Depuis son exil intérieur, Pixie fait partie de ceux qui ne demandent rien à la vie. Qui n’en espèrent plus rien. Aucun sentiment de révolte, aucune envie d’inverser le cours des choses, il se complait dans cette délectation morose sans avoir envie d’ouvrir son cœur aux autres. Ni sa porte. Il ne recherche que l’aridité des sens. Sa dernière colère, il l’avait rentrée après son licenciement. La goutte de trop qui l’avait conduit au laisser-aller croissant. Il avait cinquante-cinq ans et aucun espoir de retrouver du travail. Ventripotent, à moitié chauve, ni femme ni enfants, plus d’amis, la société lui avait fermé toutes les échappatoires. Emmuré. Ne lui restait que celle de fuir dans la déchéance pour une unique issue possible, fatale. 

 

La rue, sans le doux murmure des frondaisons ni le babil d’une rivière transparente. Rien que des écolières jacassantes, fleurs des rues en bourgeons dont les yeux se dérobent aux regards insistants et qui, l’épave éloignée, gloussent et se gaussent. Elles n’ont de pouvoir que celui d’être jeunes, mais il sent le poids de leur jugement qui le courbe un peu plus. Pixie voudrait fendre ces petites salopes avec un cutter comme des  pastèques pour voir ce qu’il y a vraiment à l’intérieur. La caissière, gênée, mais sans regard de reproche, passe son tord-boyau au scanner. 8 euros cinquante, beaucoup moins cher qu’un ticket pour l’espace. Et puis, à quoi bon ? On ne s’évade pas d’une prison sans murs. Arrêt quotidien au petit parc en face du Pôle Emploi. Le whisky au goulot. Impossible d’attendre plus longtemps. En installant sa boîte en carton, Pixie regarde les gens entrer et sortir de l’administration du désespoir. La plupart ont un petit dossier à la main et des têtes de fleurs séchées qui touchent le sol.
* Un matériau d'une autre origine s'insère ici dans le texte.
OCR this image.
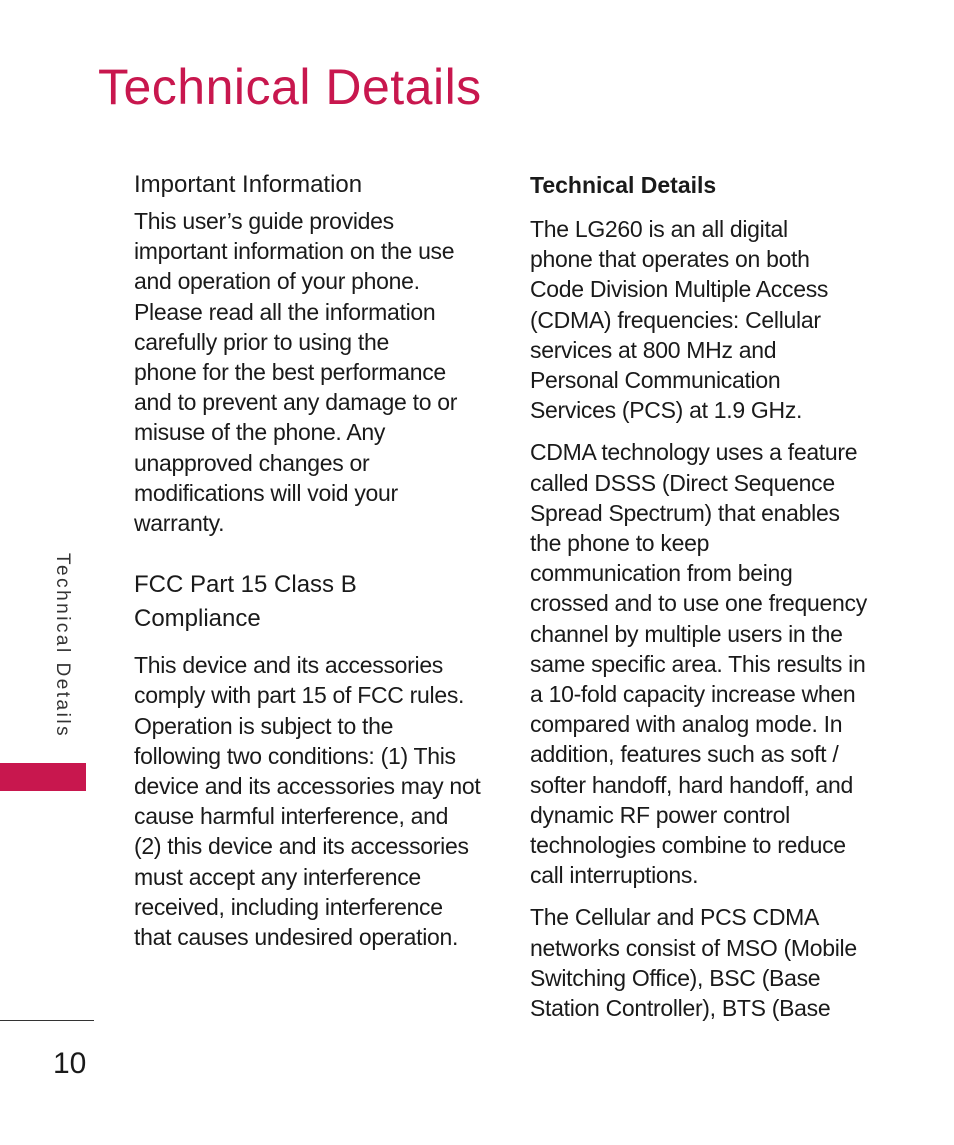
Technical Details
Important Information

This user’s guide provides
important information on the use
and operation of your phone.
Please read all the information
carefully prior to using the
phone for the best performance
and to prevent any damage to or
misuse of the phone. Any
unapproved changes or
modifications will void your
warranty.

FCC Part 15 Class B
Compliance

This device and its accessories
comply with part 15 of FCC rules.
Operation is subject to the
following two conditions: (1) This
device and its accessories may not
cause harmful interference, and
(2) this device and its accessories
must accept any interference
received, including interference
that causes undesired operation.

Technical Details

The LG260 is an all digital
phone that operates on both
Code Division Multiple Access
(CDMA) frequencies: Cellular
services at 800 MHz and
Personal Communication
Services (PCS) at 1.9 GHz.

CDMA technology uses a feature
called DSSS (Direct Sequence
Spread Spectrum) that enables
the phone to keep
communication from being
crossed and to use one frequency
channel by multiple users in the
same specific area. This results in
a 10-fold capacity increase when
compared with analog mode. In
addition, features such as soft /
softer handoff, hard handoff, and
dynamic RF power control
technologies combine to reduce
call interruptions.

The Cellular and PCS CDMA
networks consist of MSO (Mobile
Switching Office), BSC (Base
Station Controller), BTS (Base

Technical Details
10
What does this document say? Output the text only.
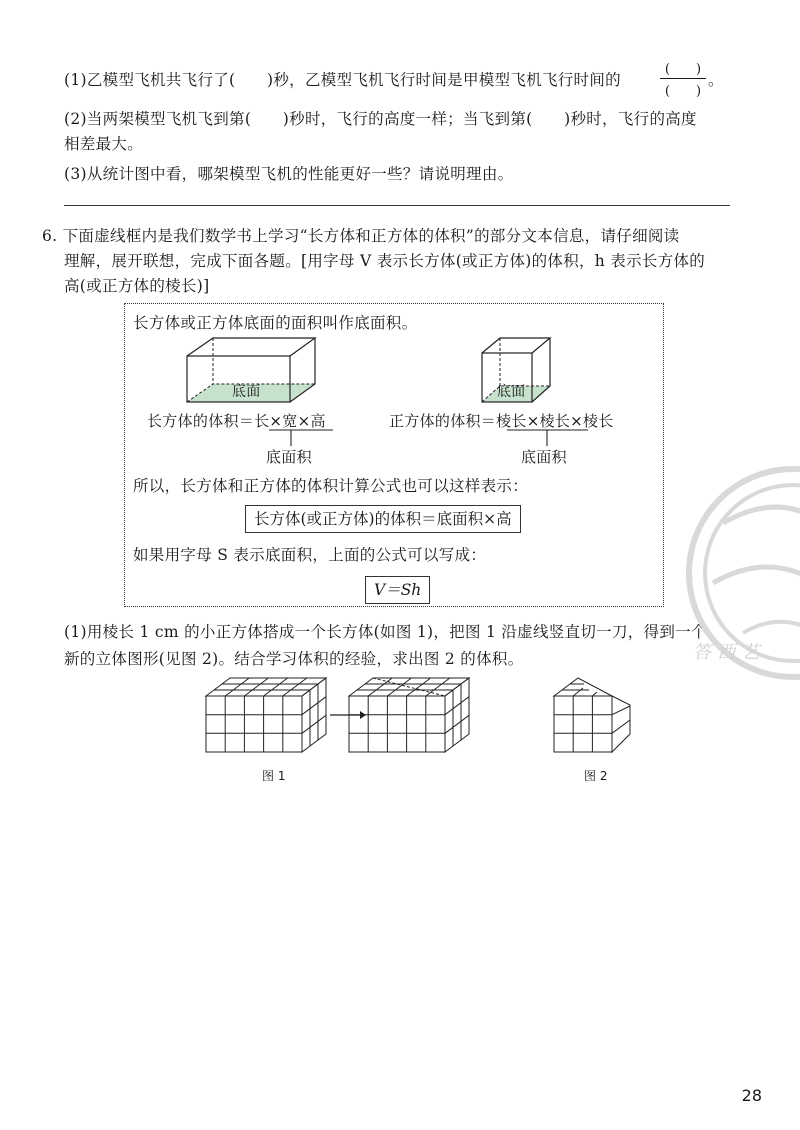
(1)乙模型飞机共飞行了(　　)秒，乙模型飞机飞行时间是甲模型飞机飞行时间的
(　　)
(　　)
。
(2)当两架模型飞机飞到第(　　)秒时，飞行的高度一样；当飞到第(　　)秒时，飞行的高度
相差最大。
(3)从统计图中看，哪架模型飞机的性能更好一些？请说明理由。
6. 下面虚线框内是我们数学书上学习“长方体和正方体的体积”的部分文本信息，请仔细阅读
理解，展开联想，完成下面各题。[用字母 V 表示长方体(或正方体)的体积，h 表示长方体的
高(或正方体的棱长)]
长方体或正方体底面的面积叫作底面积。
底面	底面
长方体的体积＝长×宽×高	正方体的体积＝棱长×棱长×棱长
底面积	底面积
所以，长方体和正方体的体积计算公式也可以这样表示：
长方体(或正方体)的体积＝底面积×高
如果用字母 S 表示底面积，上面的公式可以写成：
V＝Sh
(1)用棱长 1 cm 的小正方体搭成一个长方体(如图 1)，把图 1 沿虚线竖直切一刀，得到一个
新的立体图形(见图 2)。结合学习体积的经验，求出图 2 的体积。
图 1	图 2
答 西 艺
28
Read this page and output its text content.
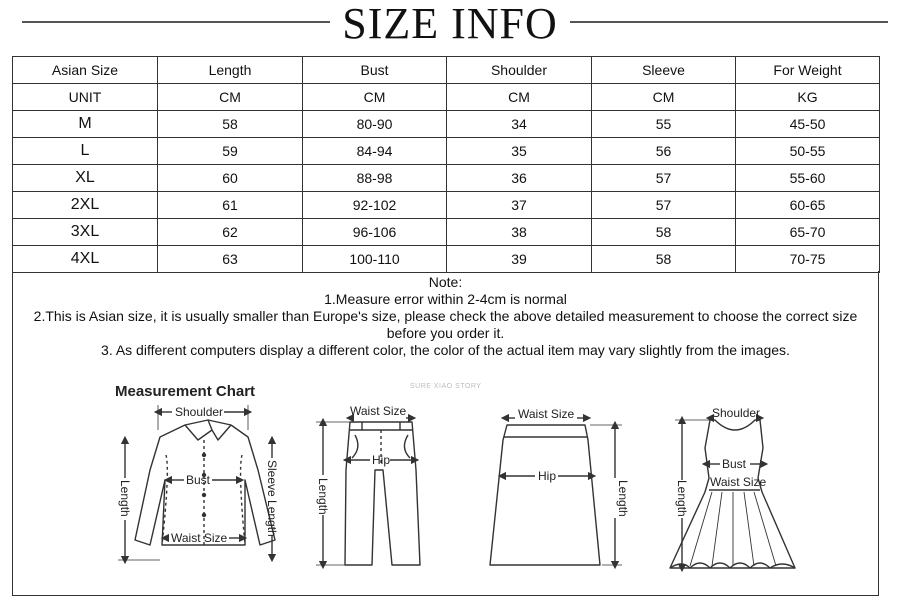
SIZE INFO
Asian Size	Length	Bust	Shoulder	Sleeve	For Weight
UNIT	CM	CM	CM	CM	KG
M	58	80-90	34	55	45-50
L	59	84-94	35	56	50-55
XL	60	88-98	36	57	55-60
2XL	61	92-102	37	57	60-65
3XL	62	96-106	38	58	65-70
4XL	63	100-110	39	58	70-75
Note:
1.Measure error within 2-4cm is normal
2.This is Asian size, it is usually smaller than Europe's size, please check the above detailed measurement to choose the correct size
before you order it.
3. As different computers display a different color, the color of the actual item may vary slightly from the images.
Measurement Chart	SURE XIAO STORY
Shoulder
Bust
Waist Size
Length	Sleeve Length
Waist Size
Hip
Length
Waist Size
Hip
Length
Shoulder
Bust
Waist Size
Length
L’alcool réchauffe les veines, Pixie fait le tournesol et cherche le soleil. En vain. Il se demande si tous ces gens ont eux aussi ont trouvé le moyen d’arrêter de remonter ces marches de la mémoire vers des étages de souffrances.  Combien de Diogène malgré eux dans leur enfer personnel ? Une autre gorgée. Ça brûle autant que ça cautérise. Un brouillard amnésique enveloppe sa solitude, soulage son fardeau de se sentir seul face à lui-même. Le seul recours utile à la lâcheté. 

 

Il y avait eu Nathalie. Jean moulant et bustier de soie. Elle était passée portant son plateau, s' était arrêtée, l'avait regardé et failli s'assoir en face de lui. Une autre tablée, plus brillante, mieux costumée, l’avait hélée. Encore un météore perdu dans son monde d’illusions. Pixie se rejoue la scène tous les soirs quand bien même sa main reste sur le drap crasseux. Il sait mieux que personne ce que cela fait d’être exclu du monde des sentiments, d'un monde où l'on s'aime. Il cherche machinalement des yeux sa bouteille comme si la réponse s'y tenait. Et il sait qu'elle est là, la réponse. Qu'elle ne peut être ailleurs. Qu'ils ne feront plus qu'un quand la question aura fini de se poser pour lui. Que la réponse sera devenue question et la question bouteille. Au jour où il ne restera plus que cette dernière, inutile interrogation vide de tout, qu'on aura dû arracher de ses mains restées crispées autour du goulot comme s’il avait essayé de l’étrangler. 

 

Et, ce soir, comme tous les autres soirs, Pixie scrutera ce ciel aux étoiles dispersées. Il le verra enfin, son météore, une longue traînée de feu blanc d’une beauté inouïe qui filera vers le centre de Paris. Alors qu’il passera au-dessus de son bloc d’immeubles, Pixie aura vaguement conscience de sa forme fuselée, mais il apercevra nettement des signes sur le flanc, dans un alphabet qu’il ne comprendra pas, peut-être est-ce l’écriture de Dieu qui répond à sa détresse. L’éternité ne suffira pas pour décrire la vague de bonheur qui le submergera alors que la terre tremblera et que la bouteille oscillera avant de se fracasser au sol.

 

Arraché à sa rêverie par le fracas d’un motard, Pixie dérape du coude, son menton rencontre son sternum. Il voue aux Gémonies l’odieux bolide japonais avant de s’étirer. Dix-sept heures passées indique le déroulant lumineux de la pharmacie. Le vent s’est levé sur la ville et siffle sans harmonie. Il paraît que c’est déjà l’hiver, mais les saisons passent, indifférentes à Pixie, qui n’a pas de couleur ni d’aspérités auxquelles pourraient s’accrocher la neige, la pluie, ou le vent. Le soir va tomber et qu’on ne compte pas sur lui pour le ramasser, ses lombaires ne sont pas assez solides. Pixie compte les pièces dans son carton. Un peu moins de dix euros. Bonne journée. C’est l’heure de rentrer et d’acheter la bouteille du soir.

 

En déverrouillant la porte de son logis miteux, Pixie se souvient qu’il y a dans les deux-cents milliards d’étoiles dans la Voie Lactée, et il se dit que ça sera vraiment une déveine de plus s’il n’y en a pas une qui viendrait lui rendre visite une nuit ou l’autre !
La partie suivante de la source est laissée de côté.